ヒエラルキーの構成は以下の通りです。unitychanはユニティちゃんモデルのプレハブを置いただけで、Directional Lightも単なる光源です。Main CameraとSubCameraがあるのがポイントでSubCameraが前面に表示するオブジェクトだけを描画するカメラです。Main Cameraがすべてのオブジェクトを描画した後で、SubCameraが特定のオブジェクトを上書きすることでそのようになります。
uc-2cam-hi

Main CameraとSubCameraの設定は以下の通りです。
uc-2cam-hi-main uc-2cam-hi-sub

Main CameraとSubCameraは同じ位置にいるように設定し、Main CameraとSubCameraのCameraの設定は基本的に同じです。これは同じもの対象として描画しているためです。
Main CameraではClear FlagsがSkyboxであり、Skyboxで以前の結果をリセットしています。これはMain CameraのDepth(カメラ同士の描画の順番のこと。Depthという名前はややこしい。)が-1であり、SubCameraよりも先に描かれるためバッファクリアの処理を指定しています。描画物の制限も特に行わず全てのものが描画されます。(最初に示した通常の絵が描かれているということ)
SubCameraはMain Cameraの後に描画したいため、Depthの値が0で大きくしてあります。SubCameraはMain Cameraの描画結果を消してしまわないようClear FlagsにはDepth onlyが指定されています。これによりデプス(深度、Zとも)がクリアされ、SubCameraの描画結果は上書きされます。特定のゲームオブジェクトを描画するためにCulling Maskが設定されています。Subというのはレイヤーの名前です。

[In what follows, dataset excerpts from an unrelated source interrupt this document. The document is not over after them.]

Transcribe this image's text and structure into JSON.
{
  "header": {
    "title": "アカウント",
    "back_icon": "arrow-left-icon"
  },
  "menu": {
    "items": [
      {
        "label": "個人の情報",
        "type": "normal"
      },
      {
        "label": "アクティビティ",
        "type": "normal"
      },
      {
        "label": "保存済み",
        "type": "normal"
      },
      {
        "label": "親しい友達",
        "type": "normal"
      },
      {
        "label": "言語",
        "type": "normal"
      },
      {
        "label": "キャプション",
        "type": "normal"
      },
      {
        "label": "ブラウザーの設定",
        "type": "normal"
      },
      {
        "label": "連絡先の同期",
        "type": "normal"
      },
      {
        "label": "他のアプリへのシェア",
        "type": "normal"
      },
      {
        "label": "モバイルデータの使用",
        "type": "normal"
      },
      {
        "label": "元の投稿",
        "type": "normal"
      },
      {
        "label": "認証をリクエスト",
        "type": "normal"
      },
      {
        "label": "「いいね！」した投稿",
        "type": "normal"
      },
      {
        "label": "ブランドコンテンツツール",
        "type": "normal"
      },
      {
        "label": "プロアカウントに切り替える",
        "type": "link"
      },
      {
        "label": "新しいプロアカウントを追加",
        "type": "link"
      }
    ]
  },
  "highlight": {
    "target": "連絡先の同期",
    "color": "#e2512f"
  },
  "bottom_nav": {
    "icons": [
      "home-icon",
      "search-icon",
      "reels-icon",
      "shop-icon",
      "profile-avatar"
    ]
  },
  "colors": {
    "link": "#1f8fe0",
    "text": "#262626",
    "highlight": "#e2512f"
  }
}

ユニティちゃんモデルを構成するゲームオブジェクトのうち目と眉毛のもののレイヤーをSubにすれば、それだけがSubCameraでも描画されることになるということです。
SubCameraの描画しているものはこんな感じです。
subcamera-eye

unitychanはモデルなので、複数の階層で構成されています。以下で選択されているものが目と眉毛の表示に関係するレンダラーをもつゲームオブジェクトなので、それらのレイヤーをSubにします。
uc-2cam-hi-model

以上の設定すると最初に載せた絵が作れます。
uc-aftereye

この方法はお手軽ですが、欠点もあります。言わなければ気付かないかなーと思いましたが、モデルを動かしたりするとすぐにバレるので言っておきます。
SubCameraにとっては目と眉毛のオブジェクトしか見えないため、顔のモデル(頬とか鼻とか)に隠れて欲しい左目が表示されてしまいます。またモデルの作りによりますが、前面に表示したためにユニティちゃんの目がおかしくなります。
この解決はかなり大変です。モデル自体がメッシュの前後関係を変えても破綻しにくい作りになっていること、描画する物体がカメラにとって表側に向いているかの判定をカスタマイズするといった対応が要ると思います。
uc-aftereye-bug

最後にユニティちゃんを回転させた動画を載せておきます。モーションさせたり、動かしたりするといろいろ問題が出てきます。(左の方の滲みは画像の都合なので無視してください。)
uc-2cam-anime

今回はモデルを使って見た目を変えてみましたが、ゲームでは重要なものを目立たせるといった使われ方があるでしょう。